Erick menatap putrinya sendu, ia tak menyangka jika putrinya menderita sampai seperti ini.
Wilona setelah meluapkan kekesalan dan kesedihannya. Ia lantas meninggalkan kediaman Wijaya, meski Anaya terus meminta maaf dan mendesak Wilona untuk tetap di rumah hingga Wilona menenangkan diri dan juga memaafkannya, namun Wilona tetap ingin segera pergi dari hadapan kedua orang tuanya.
"Biarkan dia pergi dulu, Wilona, dia akan menenangkan dirinya," ujar Erick pada Anaya yang hendak mengejar Wilona.
"Sayang aku khawatir terjadi sesuatu padanya, dia sedang dikuasai amarah, Erick ini semua karena kita, Wilona ... dia... dia.. menderita. "Anaya dengan tangisnya tidak tega dan kasihan pada anak semata wayangnya.
"Aku tahu, anak buahku akan mengikutinya, kau tidak perlu khawatir," ucap Erick yang menenangkan Anaya.
__ADS_1
"Nara! Erick kita harus bisa membawanya ke hadapan Wilona, hanya itu, hanya itu yang akan membuatnya senang dan terbalas penderitaannya. "

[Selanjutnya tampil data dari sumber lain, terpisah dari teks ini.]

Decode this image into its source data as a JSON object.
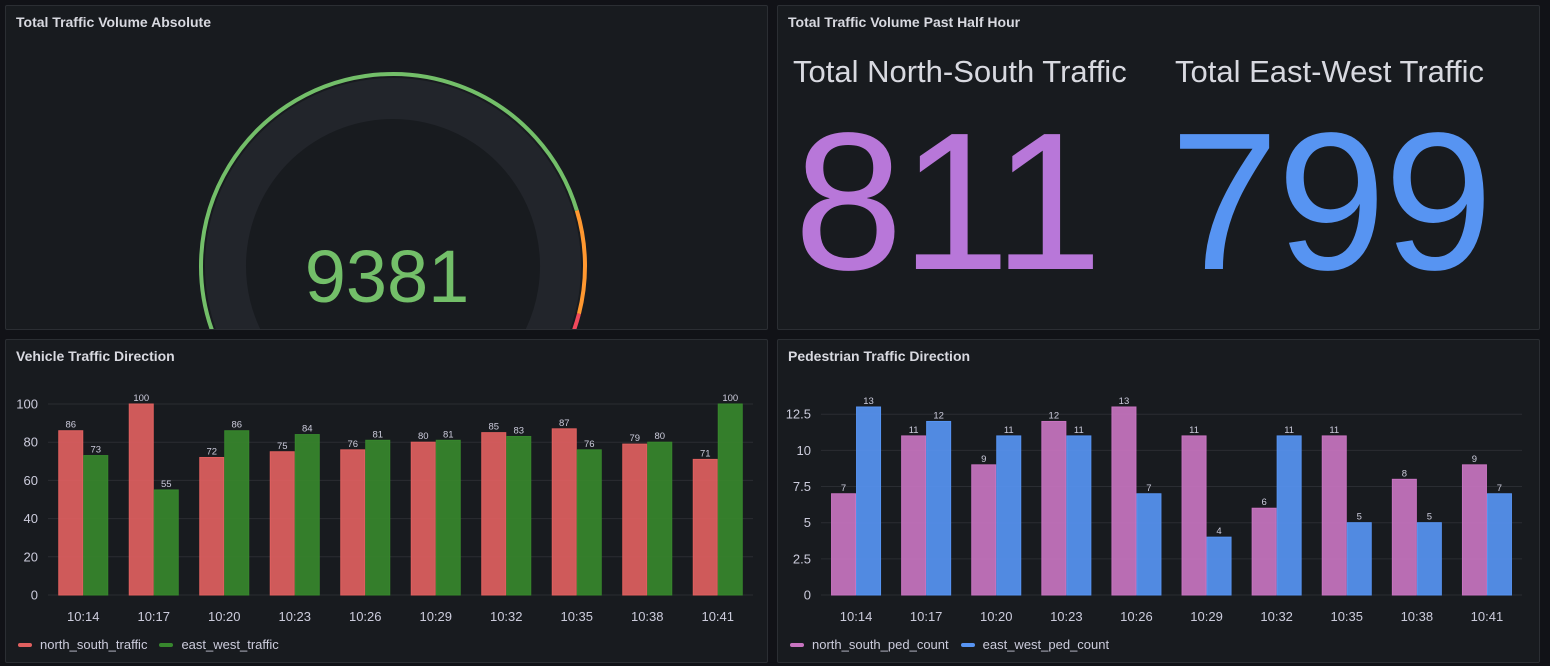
{
  "panels": {
    "gauge": {
      "title": "Total Traffic Volume Absolute",
      "value": "9381",
      "value_num": 9381,
      "value_color": "#73bf69",
      "thresholds": [
        {
          "color": "#73bf69",
          "from": 0,
          "to": 0.82
        },
        {
          "color": "#ff9830",
          "from": 0.82,
          "to": 0.94
        },
        {
          "color": "#f2495c",
          "from": 0.94,
          "to": 1.0
        }
      ]
    },
    "stat": {
      "title": "Total Traffic Volume Past Half Hour",
      "north_south": {
        "label": "Total North-South Traffic",
        "value": "811",
        "color": "#b877d9"
      },
      "east_west": {
        "label": "Total East-West Traffic",
        "value": "799",
        "color": "#5794f2"
      }
    },
    "vehicle": {
      "title": "Vehicle Traffic Direction",
      "legend": [
        {
          "name": "north_south_traffic",
          "color": "#e0605f"
        },
        {
          "name": "east_west_traffic",
          "color": "#37872d"
        }
      ]
    },
    "pedestrian": {
      "title": "Pedestrian Traffic Direction",
      "legend": [
        {
          "name": "north_south_ped_count",
          "color": "#c874c0"
        },
        {
          "name": "east_west_ped_count",
          "color": "#5794f2"
        }
      ]
    }
  },
  "chart_data": [
    {
      "type": "bar",
      "title": "Vehicle Traffic Direction",
      "categories": [
        "10:14",
        "10:17",
        "10:20",
        "10:23",
        "10:26",
        "10:29",
        "10:32",
        "10:35",
        "10:38",
        "10:41"
      ],
      "series": [
        {
          "name": "north_south_traffic",
          "color": "#e0605f",
          "values": [
            86,
            100,
            72,
            75,
            76,
            80,
            85,
            87,
            79,
            71
          ]
        },
        {
          "name": "east_west_traffic",
          "color": "#37872d",
          "values": [
            73,
            55,
            86,
            84,
            81,
            81,
            83,
            76,
            80,
            100
          ]
        }
      ],
      "yticks": [
        "0",
        "20",
        "40",
        "60",
        "80",
        "100"
      ],
      "ytick_values": [
        0,
        20,
        40,
        60,
        80,
        100
      ],
      "ylim": [
        0,
        100
      ],
      "grid": true,
      "legend_position": "bottom-left"
    },
    {
      "type": "bar",
      "title": "Pedestrian Traffic Direction",
      "categories": [
        "10:14",
        "10:17",
        "10:20",
        "10:23",
        "10:26",
        "10:29",
        "10:32",
        "10:35",
        "10:38",
        "10:41"
      ],
      "series": [
        {
          "name": "north_south_ped_count",
          "color": "#c874c0",
          "values": [
            7,
            11,
            9,
            12,
            13,
            11,
            6,
            11,
            8,
            9
          ]
        },
        {
          "name": "east_west_ped_count",
          "color": "#5794f2",
          "values": [
            13,
            12,
            11,
            11,
            7,
            4,
            11,
            5,
            5,
            7
          ]
        }
      ],
      "yticks": [
        "0",
        "2.5",
        "5",
        "7.5",
        "10",
        "12.5"
      ],
      "ytick_values": [
        0,
        2.5,
        5,
        7.5,
        10,
        12.5
      ],
      "ylim": [
        0,
        13
      ],
      "grid": true,
      "legend_position": "bottom-left"
    }
  ]
}
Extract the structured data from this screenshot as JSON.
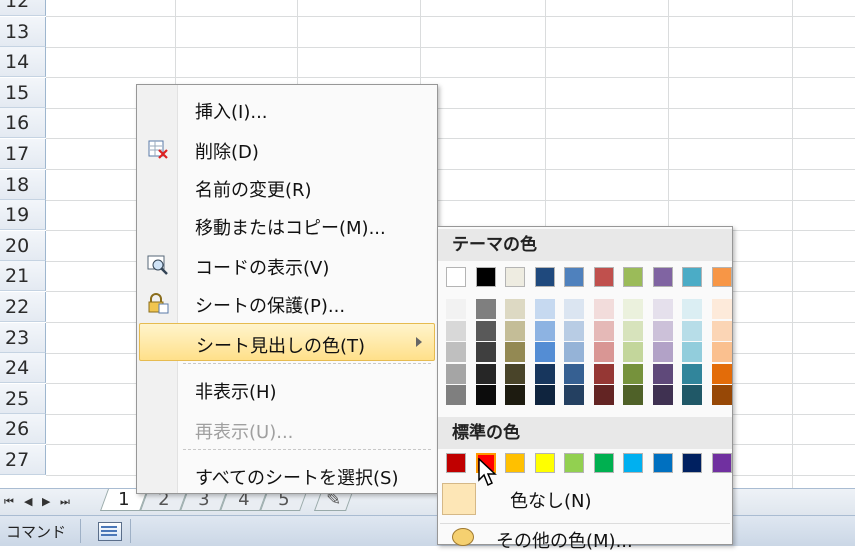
{
  "rows": [
    "12",
    "13",
    "14",
    "15",
    "16",
    "17",
    "18",
    "19",
    "20",
    "21",
    "22",
    "23",
    "24",
    "25",
    "26",
    "27"
  ],
  "tabs": [
    "1",
    "2",
    "3",
    "4",
    "5"
  ],
  "status": {
    "mode": "コマンド"
  },
  "context_menu": {
    "items": [
      {
        "label": "挿入(I)...",
        "icon": ""
      },
      {
        "label": "削除(D)",
        "icon": "delete-sheet-icon"
      },
      {
        "label": "名前の変更(R)",
        "icon": ""
      },
      {
        "label": "移動またはコピー(M)...",
        "icon": ""
      },
      {
        "label": "コードの表示(V)",
        "icon": "view-code-icon"
      },
      {
        "label": "シートの保護(P)...",
        "icon": "protect-sheet-icon"
      },
      {
        "label": "シート見出しの色(T)",
        "icon": "",
        "highlighted": true,
        "submenu": true
      },
      {
        "label": "非表示(H)",
        "icon": ""
      },
      {
        "label": "再表示(U)...",
        "icon": "",
        "disabled": true
      },
      {
        "label": "すべてのシートを選択(S)",
        "icon": ""
      }
    ]
  },
  "color_menu": {
    "theme_heading": "テーマの色",
    "standard_heading": "標準の色",
    "theme_colors": [
      "#ffffff",
      "#000000",
      "#eeece1",
      "#1f497d",
      "#4f81bd",
      "#c0504d",
      "#9bbb59",
      "#8064a2",
      "#4bacc6",
      "#f79646"
    ],
    "theme_shades": [
      [
        "#f2f2f2",
        "#d8d8d8",
        "#bfbfbf",
        "#a5a5a5",
        "#7f7f7f"
      ],
      [
        "#7f7f7f",
        "#595959",
        "#3f3f3f",
        "#262626",
        "#0c0c0c"
      ],
      [
        "#ddd9c3",
        "#c4bd97",
        "#938953",
        "#494429",
        "#1d1b10"
      ],
      [
        "#c6d9f0",
        "#8db3e2",
        "#548dd4",
        "#17365d",
        "#0f243e"
      ],
      [
        "#dbe5f1",
        "#b8cce4",
        "#95b3d7",
        "#366092",
        "#244061"
      ],
      [
        "#f2dcdb",
        "#e5b9b7",
        "#d99694",
        "#953734",
        "#632423"
      ],
      [
        "#ebf1dd",
        "#d7e3bc",
        "#c3d69b",
        "#76923c",
        "#4f6128"
      ],
      [
        "#e5e0ec",
        "#ccc1d9",
        "#b2a2c7",
        "#5f497a",
        "#3f3151"
      ],
      [
        "#dbeef3",
        "#b7dde8",
        "#92cddc",
        "#31859b",
        "#205867"
      ],
      [
        "#fdeada",
        "#fbd5b5",
        "#fac08f",
        "#e36c09",
        "#974806"
      ]
    ],
    "standard_colors": [
      "#c00000",
      "#ff0000",
      "#ffc000",
      "#ffff00",
      "#92d050",
      "#00b050",
      "#00b0f0",
      "#0070c0",
      "#002060",
      "#7030a0"
    ],
    "selected_standard_index": 1,
    "no_color_label": "色なし(N)",
    "more_colors_label": "その他の色(M)..."
  }
}
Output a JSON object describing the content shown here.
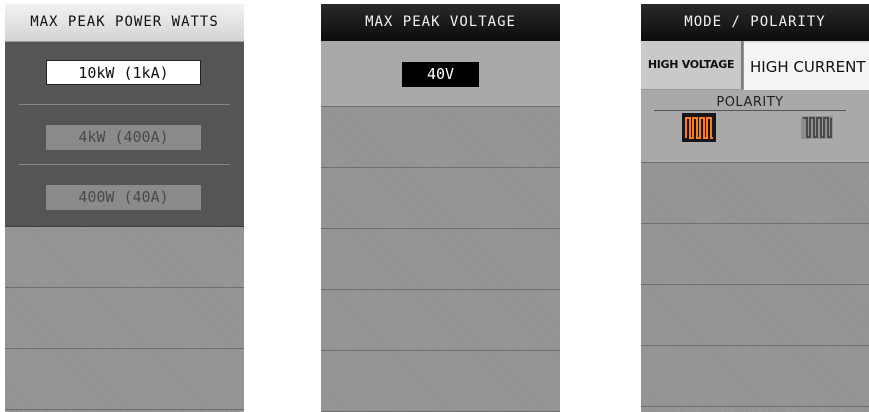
{
  "watts_panel": {
    "title": "MAX PEAK POWER WATTS",
    "options": [
      {
        "label": "10kW (1kA)",
        "state": "selected"
      },
      {
        "label": "4kW (400A)",
        "state": "disabled"
      },
      {
        "label": "400W (40A)",
        "state": "disabled"
      }
    ]
  },
  "voltage_panel": {
    "title": "MAX PEAK VOLTAGE",
    "value": "40V"
  },
  "mode_panel": {
    "title": "MODE / POLARITY",
    "tabs": [
      {
        "label": "HIGH VOLTAGE",
        "active": false
      },
      {
        "label": "HIGH CURRENT",
        "active": true
      }
    ],
    "polarity_label": "POLARITY",
    "polarity_options": [
      {
        "icon": "positive-pulse-icon",
        "active": true,
        "color": "#ff7a1a"
      },
      {
        "icon": "negative-pulse-icon",
        "active": false,
        "color": "#555555"
      }
    ]
  },
  "colors": {
    "header_dark": "#111111",
    "selected_bg": "#ffffff",
    "accent_orange": "#ff7a1a"
  }
}
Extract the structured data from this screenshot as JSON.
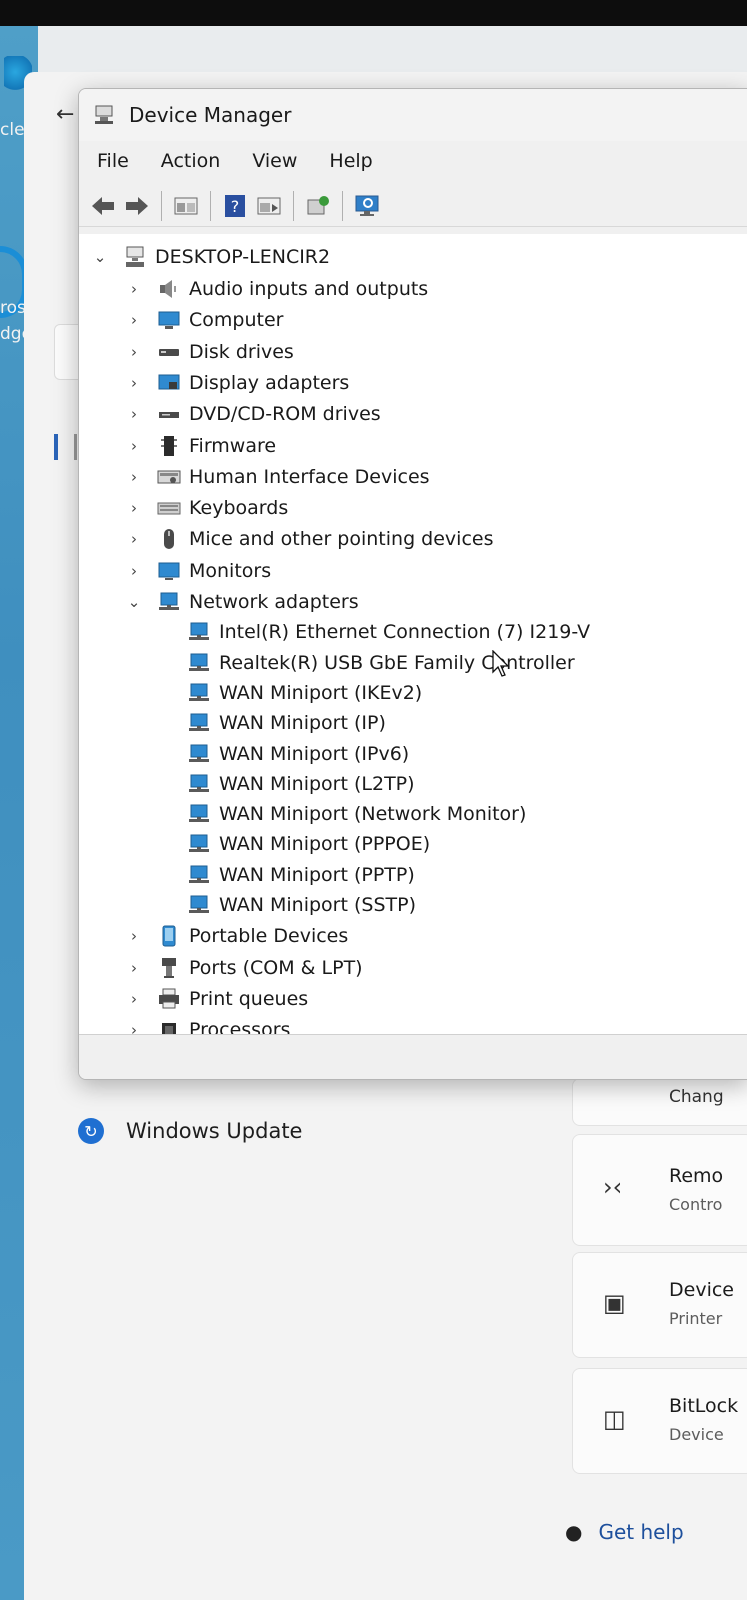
{
  "desktop": {
    "partial_labels": [
      "cle",
      "ros",
      "dge"
    ]
  },
  "settings": {
    "windows_update_label": "Windows Update",
    "cards": [
      {
        "title": "Remo",
        "subtitle": "Contro",
        "icon": "remote-desktop-icon"
      },
      {
        "title": "Device",
        "subtitle": "Printer",
        "icon": "device-encryption-icon"
      },
      {
        "title": "BitLock",
        "subtitle": "Device",
        "icon": "bitlocker-icon"
      }
    ],
    "partial_card_text": "Chang",
    "get_help_label": "Get help"
  },
  "device_manager": {
    "title": "Device Manager",
    "menu": [
      "File",
      "Action",
      "View",
      "Help"
    ],
    "toolbar": [
      "back-icon",
      "forward-icon",
      "properties-icon",
      "help-icon",
      "view-icon",
      "update-driver-icon",
      "scan-hardware-icon"
    ],
    "root": "DESKTOP-LENCIR2",
    "categories": [
      {
        "label": "Audio inputs and outputs",
        "icon": "audio-icon"
      },
      {
        "label": "Computer",
        "icon": "computer-icon"
      },
      {
        "label": "Disk drives",
        "icon": "disk-icon"
      },
      {
        "label": "Display adapters",
        "icon": "display-adapter-icon"
      },
      {
        "label": "DVD/CD-ROM drives",
        "icon": "dvd-icon"
      },
      {
        "label": "Firmware",
        "icon": "firmware-icon"
      },
      {
        "label": "Human Interface Devices",
        "icon": "hid-icon"
      },
      {
        "label": "Keyboards",
        "icon": "keyboard-icon"
      },
      {
        "label": "Mice and other pointing devices",
        "icon": "mouse-icon"
      },
      {
        "label": "Monitors",
        "icon": "monitor-icon"
      },
      {
        "label": "Network adapters",
        "icon": "network-icon",
        "expanded": true
      },
      {
        "label": "Portable Devices",
        "icon": "portable-device-icon"
      },
      {
        "label": "Ports (COM & LPT)",
        "icon": "port-icon"
      },
      {
        "label": "Print queues",
        "icon": "printer-icon"
      },
      {
        "label": "Processors",
        "icon": "processor-icon"
      }
    ],
    "network_adapters": [
      "Intel(R) Ethernet Connection (7) I219-V",
      "Realtek(R) USB GbE Family Controller",
      "WAN Miniport (IKEv2)",
      "WAN Miniport (IP)",
      "WAN Miniport (IPv6)",
      "WAN Miniport (L2TP)",
      "WAN Miniport (Network Monitor)",
      "WAN Miniport (PPPOE)",
      "WAN Miniport (PPTP)",
      "WAN Miniport (SSTP)"
    ]
  }
}
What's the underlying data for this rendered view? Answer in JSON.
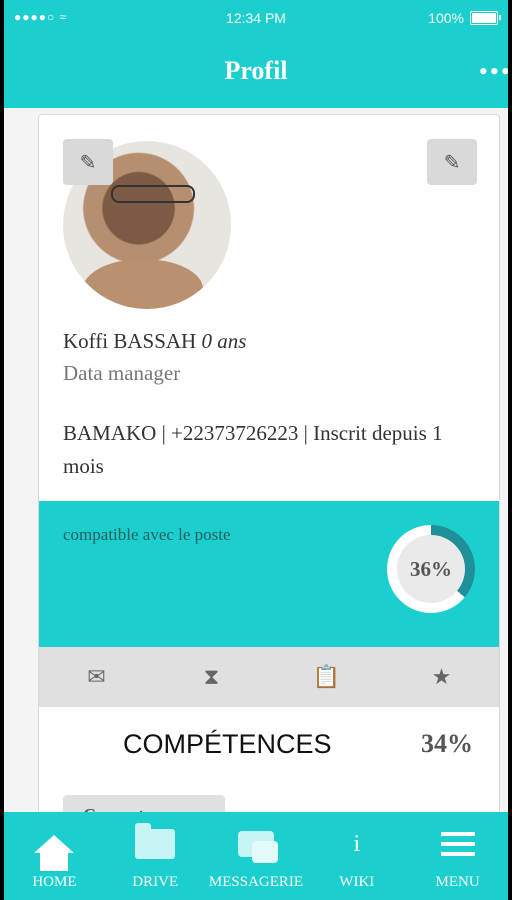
{
  "status_bar": {
    "signal": "●●●●○ ≈",
    "time": "12:34 PM",
    "battery": "100%"
  },
  "nav": {
    "title": "Profil",
    "more_icon": "ellipsis-icon"
  },
  "profile": {
    "name": "Koffi BASSAH",
    "age": "0 ans",
    "role": "Data manager",
    "info": "BAMAKO | +22373726223 | Inscrit depuis 1 mois"
  },
  "compatibility": {
    "label": "compatible avec le poste",
    "percent_text": "36%",
    "value": 0.36,
    "accent": "#1ccfcf"
  },
  "icon_row": [
    "mail-icon",
    "hourglass-icon",
    "clipboard-icon",
    "star-icon"
  ],
  "competences": {
    "title": "COMPÉTENCES",
    "percent": "34%",
    "tag": "Competence"
  },
  "tabbar": [
    {
      "label": "HOME",
      "icon": "home-icon"
    },
    {
      "label": "DRIVE",
      "icon": "folder-icon"
    },
    {
      "label": "MESSAGERIE",
      "icon": "chat-icon"
    },
    {
      "label": "WIKI",
      "icon": "info-icon"
    },
    {
      "label": "MENU",
      "icon": "menu-icon"
    }
  ]
}
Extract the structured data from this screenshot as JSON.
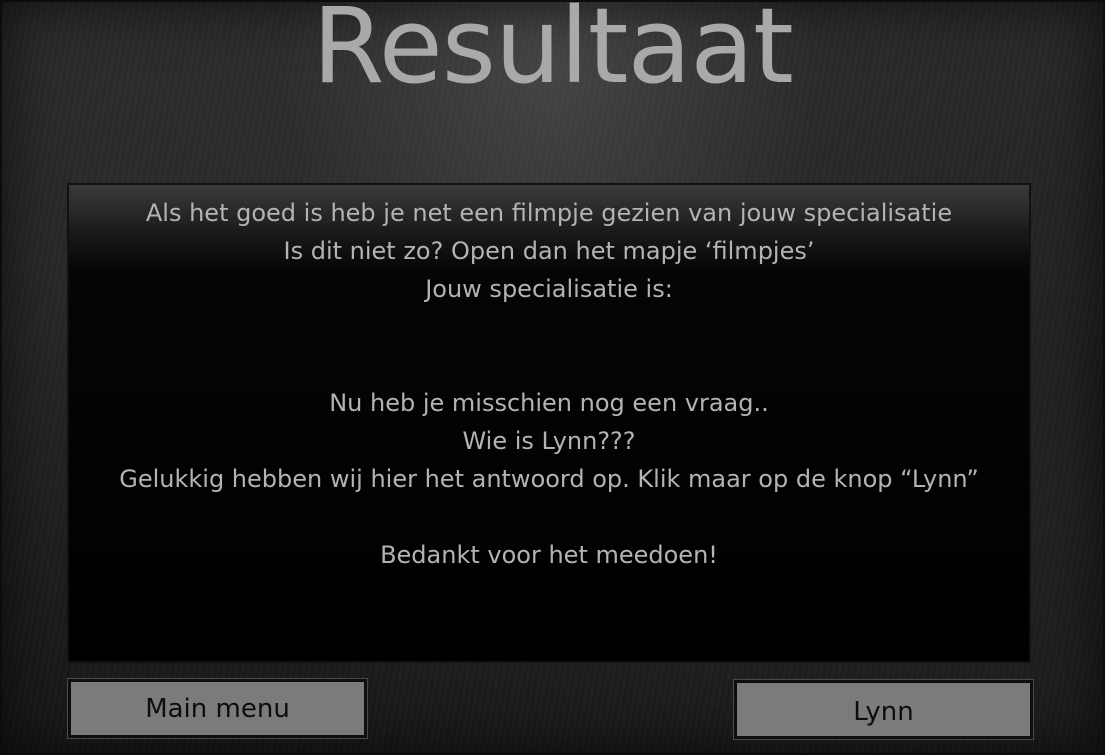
{
  "page": {
    "title": "Resultaat"
  },
  "panel": {
    "line1": "Als het goed is heb je net een filmpje gezien van jouw specialisatie",
    "line2": "Is dit niet zo? Open dan het mapje ‘filmpjes’",
    "line3": "Jouw specialisatie is:",
    "line4": "Nu heb je misschien nog een vraag..",
    "line5": "Wie is Lynn???",
    "line6": "Gelukkig hebben wij hier het antwoord op. Klik maar op de knop “Lynn”",
    "line7": "Bedankt voor het meedoen!"
  },
  "buttons": {
    "main_menu": "Main menu",
    "lynn": "Lynn"
  },
  "colors": {
    "background": "#1e1e1e",
    "title": "#a9a9a9",
    "panel": "#000000",
    "panel_text": "#b3b3b3",
    "button_fill": "#7b7b7b",
    "button_text": "#0d0d0d"
  }
}
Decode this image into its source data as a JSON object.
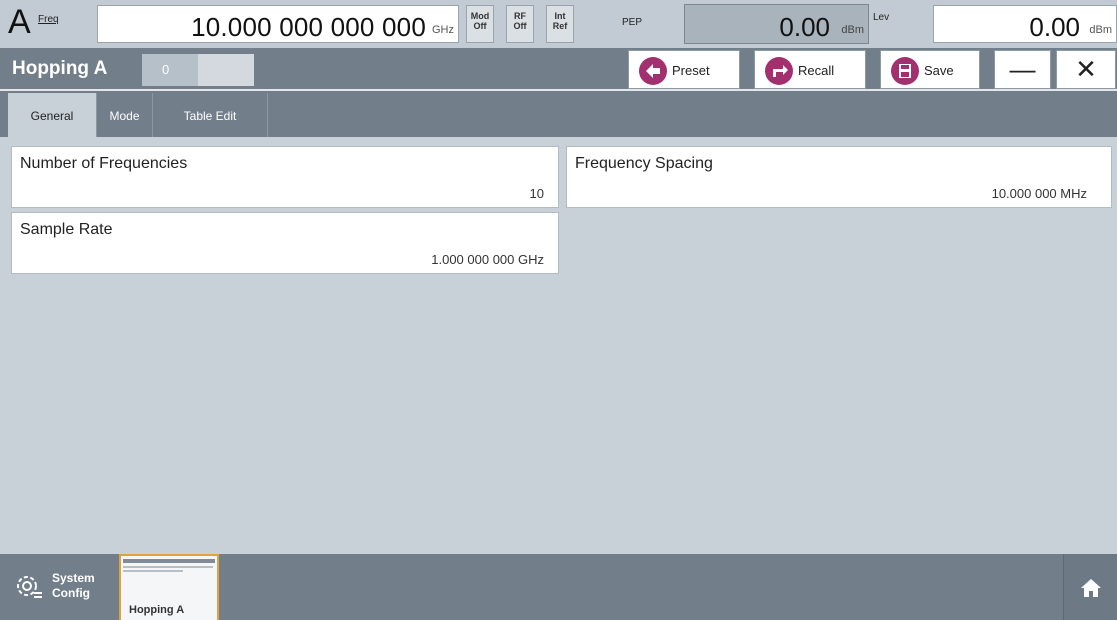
{
  "status": {
    "channel": "A",
    "freq_label": "Freq",
    "frequency": "10.000 000 000 000",
    "freq_unit": "GHz",
    "mod": [
      "Mod",
      "Off"
    ],
    "rf": [
      "RF",
      "Off"
    ],
    "ref": [
      "Int",
      "Ref"
    ],
    "pep_label": "PEP",
    "pep_value": "0.00",
    "pep_unit": "dBm",
    "lev_label": "Lev",
    "lev_value": "0.00",
    "lev_unit": "dBm"
  },
  "dialog": {
    "title": "Hopping A",
    "index_value": "0",
    "preset_label": "Preset",
    "recall_label": "Recall",
    "save_label": "Save",
    "minimize_glyph": "—",
    "close_glyph": "✕"
  },
  "tabs": [
    {
      "label": "General",
      "active": true
    },
    {
      "label": "Mode",
      "active": false
    },
    {
      "label": "Table Edit",
      "active": false
    }
  ],
  "fields": {
    "num_freq": {
      "label": "Number of Frequencies",
      "value": "10"
    },
    "freq_spacing": {
      "label": "Frequency Spacing",
      "value": "10.000 000  MHz"
    },
    "sample_rate": {
      "label": "Sample Rate",
      "value": "1.000 000 000  GHz"
    }
  },
  "taskbar": {
    "system_config": [
      "System",
      "Config"
    ],
    "window_thumb_label": "Hopping A",
    "home_icon": "house-icon"
  },
  "colors": {
    "accent": "#a3306e",
    "highlight": "#e0a33c"
  }
}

"Aku tahu, tapi kita tidak bisa gegabah, serahkan semuanya padaku, aku janji anak sial itu akan kembali tunduk pada kita.," ucap Erick dengan ambisinya, yang masih saja menyalahkan Nara atas semua yang terjadi.
Wilona yang meninggalkan kediaman Wijaya dengan amarahnya. la ingin segera menemukan Nara, membalas penderitaan yang seharusnya dia dapatkan.
"Bagaimana Bisa, Nara lebih beruntung daripada aku, malam itu? apa Marcell yang bertemu dengan Nara?"
Wilona lekas memarkirkan mobilnya di pinggir jalan. la mencari ponselnya dan mencari kontak seseorang dan lalu menelponya.
[Aku ingin kau ingin kau melakukan tugas yang aku minta dan aku ingin secepatnya, soal bayaran kau tidak perlu khawatir, aku akan membayar mu lebih ! ] ucap Wilona pada seseorang di seberang sana, memberikan sebuah tugas yang pasti tidak menguntungkan bagi Nara.
"Nara kau lihat saja, kebahagiaanmu tidak akan berjalan lama, ck Marcell dia yang seorang CEO Admaja company, aku tidak percaya jika dia menyukaimu dengan tulus, atau mungkin itu hanya sebuah pernikahan kontrak yang sama denganku, benar, mungkin itu yang Nara alami, karena mereka yang bahkan tidak mengumumkan pernikahannya?"
Wilona memikirkan hal yang logisnya baginya, seorang yang memiliki status yang lebih tinggi darinya tidak mungkin bisa menikahi atau bahkan mencintai wanita seperti Nara, bahkan Wilona saja ia belum tentu bisa mendapatkannya.
Wilona pun dengan segera menjalankan kembali mobilnya, menuju apartemen.
Amara, setelah bertemu dengan Marcell perasaannya semakin tidak menentu, pasalnya Marcell, dia terlihat sangat menyayangi Nara. Ia pun memutuskan untuk kembali ke apartemennya.
"Ga! Ini ga boleh terjadi, bagaimanapun Marcell lebih pantas denganku!"
"Wanita itu, aku tidak percaya Marcell bisa mencintainya sesingkat ini !"
Di perusahaan Alex terlihat meremas HP nya dengan kuat, ekspresi wajahnya terlihat sangat marah, ketika ia mendengar dari orang suruhannya untuk mengawasi Amara, yang ternyata Amara kembali mendekati Marcell meski Amara tahu jika Marcell sudah memiliki istri.
Selama ini ternyata Alex memiliki seseorang yang mengawasi Amara. Alex tidak ingin Amara pergi meninggalkannya, memang pada awalnya Alex hanya membutuhkan Amara melampiaskan nafsunya, begitu pun sebaliknya dengan Amara yang saling menguntungkan satu sama lainnya, Alex pun memutuskan tidak adanya komitmen, namun seiring berjalannya waktu ternyata Alex mulai mencintai Amara, hingga ia tidak rela jika Amara pergi dari sisinya dan disentuh oleh pria lain.